Brian Potter is a structural engineer who writes here on "Wood Construction and the Risk of Fire."
History, physics, data science, engineering and materials science, regulation and local/regional/state and federal policy, construction practices, climate, environmental science and geography, insurance claims, special interest narratives, all get the 3rd degree in Potter's deep dive – sporting both literature search and first-hand reporting and research chops – into one of the 2020s hottest challenges for housing leaders.
Potter starts with a caveat in his analysis, stating that his analysis here covers light framed wood construction, not heavy timber construction, such as CLT. This speaks to the vast majority of timber-frame residential building in the U.S.
Risk he focuses on is not reputational, rhetorical, or narrative, but rather risk to health and safety, and risk to property damage.
In 21 graphics, tables, physics equations, heat-maps, and diagrams, Potter works through the issues with wood and fire, alternative construction material options, trends, tactics, and scenarios.

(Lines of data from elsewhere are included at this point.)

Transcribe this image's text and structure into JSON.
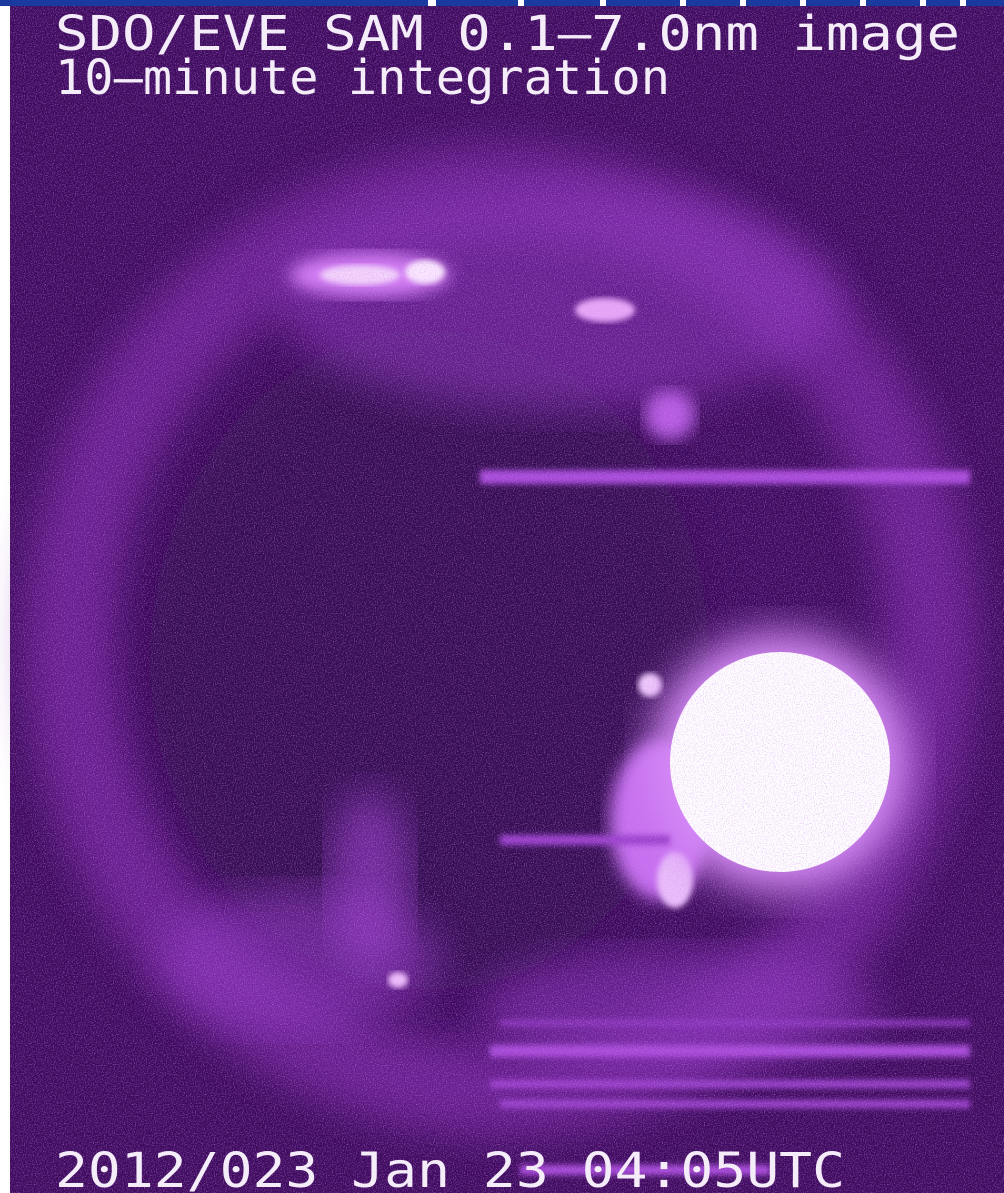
{
  "header": {
    "title": "SDO/EVE SAM 0.1—7.0nm image",
    "subtitle": "10—minute integration"
  },
  "footer": {
    "timestamp": "2012/023 Jan 23 04:05UTC"
  }
}
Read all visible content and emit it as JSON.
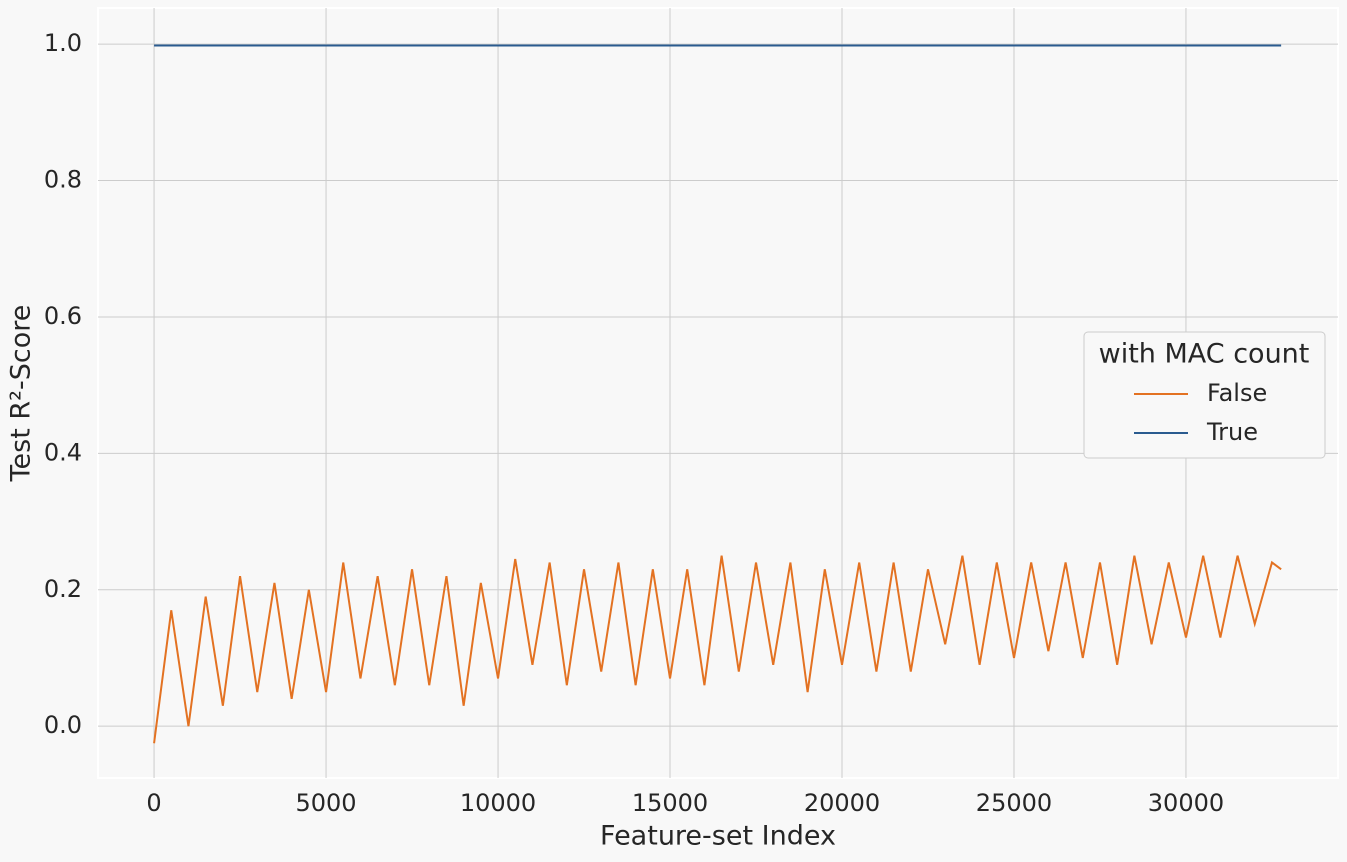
{
  "chart_data": {
    "type": "line",
    "x_label": "Feature-set Index",
    "y_label": "Test R²-Score",
    "xlim": [
      -1630,
      34420
    ],
    "ylim": [
      -0.076,
      1.053
    ],
    "xticks": [
      0,
      5000,
      10000,
      15000,
      20000,
      25000,
      30000
    ],
    "yticks": [
      {
        "value": 0,
        "label": "0.0"
      },
      0.2,
      0.4,
      0.6,
      0.8,
      {
        "value": 1,
        "label": "1.0"
      }
    ],
    "grid": true,
    "legend_title": "with MAC count",
    "legend_position": "right",
    "series": [
      {
        "name": "False",
        "color": "#e37222",
        "x": [
          0,
          500,
          1000,
          1500,
          2000,
          2500,
          3000,
          3500,
          4000,
          4500,
          5000,
          5500,
          6000,
          6500,
          7000,
          7500,
          8000,
          8500,
          9000,
          9500,
          10000,
          10500,
          11000,
          11500,
          12000,
          12500,
          13000,
          13500,
          14000,
          14500,
          15000,
          15500,
          16000,
          16500,
          17000,
          17500,
          18000,
          18500,
          19000,
          19500,
          20000,
          20500,
          21000,
          21500,
          22000,
          22500,
          23000,
          23500,
          24000,
          24500,
          25000,
          25500,
          26000,
          26500,
          27000,
          27500,
          28000,
          28500,
          29000,
          29500,
          30000,
          30500,
          31000,
          31500,
          32000,
          32500,
          32767
        ],
        "values": [
          -0.025,
          0.17,
          0.0,
          0.19,
          0.03,
          0.22,
          0.05,
          0.21,
          0.04,
          0.2,
          0.05,
          0.24,
          0.07,
          0.22,
          0.06,
          0.23,
          0.06,
          0.22,
          0.03,
          0.21,
          0.07,
          0.245,
          0.09,
          0.24,
          0.06,
          0.23,
          0.08,
          0.24,
          0.06,
          0.23,
          0.07,
          0.23,
          0.06,
          0.25,
          0.08,
          0.24,
          0.09,
          0.24,
          0.05,
          0.23,
          0.09,
          0.24,
          0.08,
          0.24,
          0.08,
          0.23,
          0.12,
          0.25,
          0.09,
          0.24,
          0.1,
          0.24,
          0.11,
          0.24,
          0.1,
          0.24,
          0.09,
          0.25,
          0.12,
          0.24,
          0.13,
          0.25,
          0.13,
          0.25,
          0.15,
          0.24,
          0.23
        ]
      },
      {
        "name": "True",
        "color": "#2a5b8f",
        "x": [
          0,
          8000,
          16000,
          24000,
          32767
        ],
        "values": [
          0.998,
          0.998,
          0.998,
          0.998,
          0.998
        ]
      }
    ]
  }
}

Overall, it seems like wood construction does somewhat increase the potential risk of fire, mostly by allowing fires that do occur to be somewhat deadlier and more destructive. However, this effect is mostly swamped by other factors such as what state and city you live in, or whether you live in a house or an apartment. For a wood apartment in Salt Lake City, the risk of fire is vanishingly small; for a wood single family home in a tiny town in Arkansas, it’s much larger.

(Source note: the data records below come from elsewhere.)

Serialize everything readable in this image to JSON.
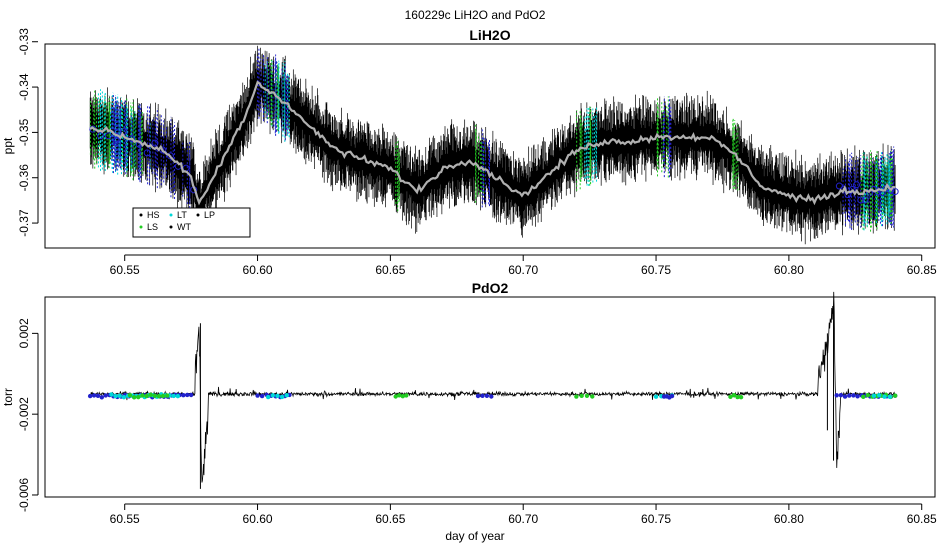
{
  "figure": {
    "suptitle": "160229c   LiH2O and PdO2",
    "xlabel": "day of year"
  },
  "colors": {
    "HS": "#000000",
    "LS": "#22cc22",
    "LT": "#00d8d8",
    "WT": "#000000",
    "LP": "#000000",
    "instrument_marker": "#2222cc",
    "running_mean": "#b0b0b0",
    "noise_trace": "#000000"
  },
  "chart_data": [
    {
      "type": "line",
      "title": "LiH2O",
      "xlabel": "",
      "ylabel": "ppt",
      "xlim": [
        60.52,
        60.855
      ],
      "ylim": [
        -0.3755,
        -0.3305
      ],
      "xticks": [
        "60.55",
        "60.60",
        "60.65",
        "60.70",
        "60.75",
        "60.80",
        "60.85"
      ],
      "xtick_values": [
        60.55,
        60.6,
        60.65,
        60.7,
        60.75,
        60.8,
        60.85
      ],
      "yticks": [
        "-0.33",
        "-0.34",
        "-0.35",
        "-0.36",
        "-0.37"
      ],
      "ytick_values": [
        -0.33,
        -0.34,
        -0.35,
        -0.36,
        -0.37
      ],
      "legend": {
        "position": "bottom-left",
        "entries": [
          "HS",
          "LS",
          "LT",
          "WT",
          "LP"
        ]
      },
      "series": [
        {
          "name": "",
          "style": "running mean (gray)",
          "x": [
            60.537,
            60.545,
            60.555,
            60.565,
            60.575,
            60.578,
            60.585,
            60.595,
            60.6,
            60.602,
            60.61,
            60.62,
            60.63,
            60.64,
            60.65,
            60.66,
            60.67,
            60.68,
            60.69,
            60.7,
            60.71,
            60.72,
            60.73,
            60.74,
            60.75,
            60.76,
            60.77,
            60.78,
            60.79,
            60.8,
            60.81,
            60.82,
            60.83,
            60.84
          ],
          "y": [
            -0.349,
            -0.35,
            -0.352,
            -0.354,
            -0.36,
            -0.366,
            -0.358,
            -0.347,
            -0.339,
            -0.34,
            -0.343,
            -0.349,
            -0.354,
            -0.356,
            -0.358,
            -0.363,
            -0.358,
            -0.356,
            -0.36,
            -0.364,
            -0.359,
            -0.354,
            -0.352,
            -0.352,
            -0.351,
            -0.351,
            -0.351,
            -0.355,
            -0.362,
            -0.364,
            -0.365,
            -0.363,
            -0.363,
            -0.362
          ]
        }
      ]
    },
    {
      "type": "line",
      "title": "PdO2",
      "xlabel": "day of year",
      "ylabel": "torr",
      "xlim": [
        60.52,
        60.855
      ],
      "ylim": [
        -0.0061,
        0.0038
      ],
      "xticks": [
        "60.55",
        "60.60",
        "60.65",
        "60.70",
        "60.75",
        "60.80",
        "60.85"
      ],
      "xtick_values": [
        60.55,
        60.6,
        60.65,
        60.7,
        60.75,
        60.8,
        60.85
      ],
      "yticks": [
        "-0.006",
        "-0.002",
        "0.002"
      ],
      "ytick_values": [
        -0.006,
        -0.002,
        0.002
      ],
      "series": [
        {
          "name": "",
          "style": "baseline with spikes",
          "x": [
            60.537,
            60.576,
            60.578,
            60.579,
            60.582,
            60.6,
            60.7,
            60.8,
            60.812,
            60.815,
            60.817,
            60.818,
            60.82,
            60.84
          ],
          "y": [
            -0.001,
            -0.0011,
            0.0025,
            -0.0057,
            -0.001,
            -0.001,
            -0.001,
            -0.001,
            -0.0001,
            0.0021,
            0.0033,
            -0.0043,
            -0.0011,
            -0.0011
          ]
        }
      ]
    }
  ]
}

The most important factor for fire risk in a home is whether or not it’s sprinklered. Fire sprinklers reduce the risk of fire by an enormous amount, and sprinklered wood construction seems to perform about as well as sprinklered non-combustible construction. And sprinklers are cheap, costing about $1-2 per square foot (much less than it would cost to say, change a wood house to concrete).
For wildfires specifically, we see something similar - construction details such as fire protected eaves and class A roofs, along with things like community density, matter far more than whether your home is wood or steel.